Teens are coming to the world of the long haul in the field of professional truckers. There was a time when the median age for truckers was 54, but a shortage in haulers has prompted a need to cover the gap in New Mexico and across the country. This has led ambitious teens to step up and for at least one school to offer classes in truck driving.
The issues with teenagers driving big rigs are debated. For one thing, the industry is not lauded for its reputation as safe and reliable. The thought of it comes with a lot of misconceptions — some myth, some not — that imply a lack of oversight and plenty of mishaps. The truth is that there are are up to half a million truck accidents a year, one-tenth of those ending in a fatality.
Couple that with statistics that show teens are risky drivers, at best, and that newer drivers are more likely to get into car crashes. Almost 3,000 teenage drivers end their life behind the wheel annually with another 228,000 getting injured.

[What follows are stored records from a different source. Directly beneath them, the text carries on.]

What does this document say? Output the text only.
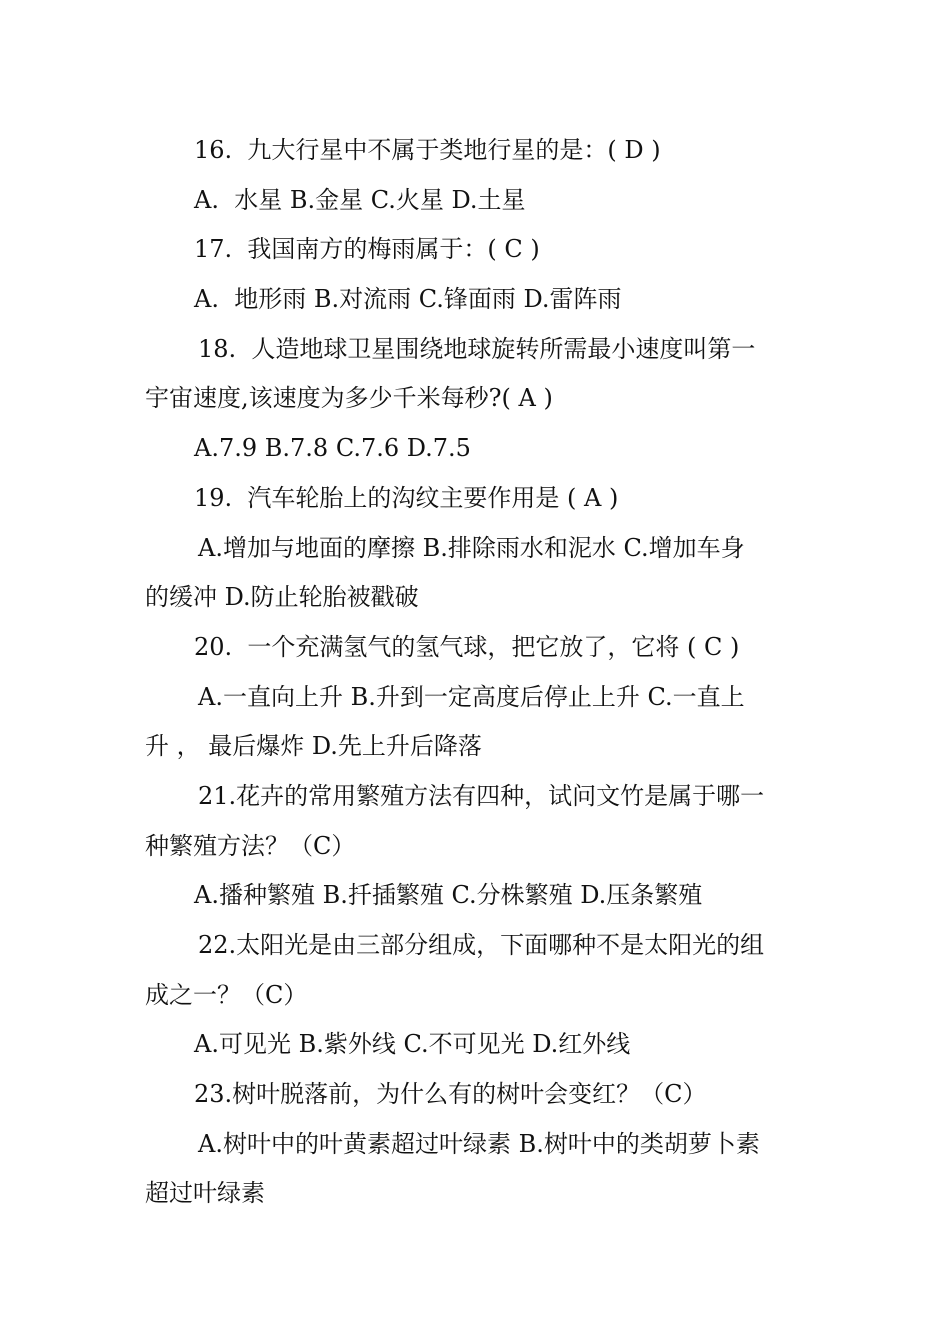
16.  九大行星中不属于类地行星的是：( D )
A.  水星 B.金星 C.火星 D.土星
17.  我国南方的梅雨属于：( C )
A.  地形雨 B.对流雨 C.锋面雨 D.雷阵雨
18.  人造地球卫星围绕地球旋转所需最小速度叫第一
宇宙速度,该速度为多少千米每秒?( A )
A.7.9 B.7.8 C.7.6 D.7.5
19.  汽车轮胎上的沟纹主要作用是 ( A )
A.增加与地面的摩擦 B.排除雨水和泥水 C.增加车身
的缓冲 D.防止轮胎被戳破
20.  一个充满氢气的氢气球，把它放了，它将 ( C )
A.一直向上升 B.升到一定高度后停止上升 C.一直上
升 ， 最后爆炸 D.先上升后降落
21.花卉的常用繁殖方法有四种，试问文竹是属于哪一
种繁殖方法？（C）
A.播种繁殖 B.扦插繁殖 C.分株繁殖 D.压条繁殖
22.太阳光是由三部分组成，下面哪种不是太阳光的组
成之一？（C）
A.可见光 B.紫外线 C.不可见光 D.红外线
23.树叶脱落前，为什么有的树叶会变红？（C）
A.树叶中的叶黄素超过叶绿素 B.树叶中的类胡萝卜素
超过叶绿素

Preparing students for the long haul
One school offering an elective trucking course is putting students through the paces. Classroom training consists of 180 hours. There will be 30 hours of lab outside the class for first-hand trucking experience and further training if, after turning 18, students want to pursue a big rig career.
Currently, to be a trucker, an individual must be at least 21 years old to get a commercial driving license. However, a bill before lawmakers may lower the age limit.
Teen drivers may be excited about the possibility of having a CDL before they graduate high school. However, safety advocates are against the idea of inexperienced, essentially new drivers pulling 80,000-pound rigs across interstate highways.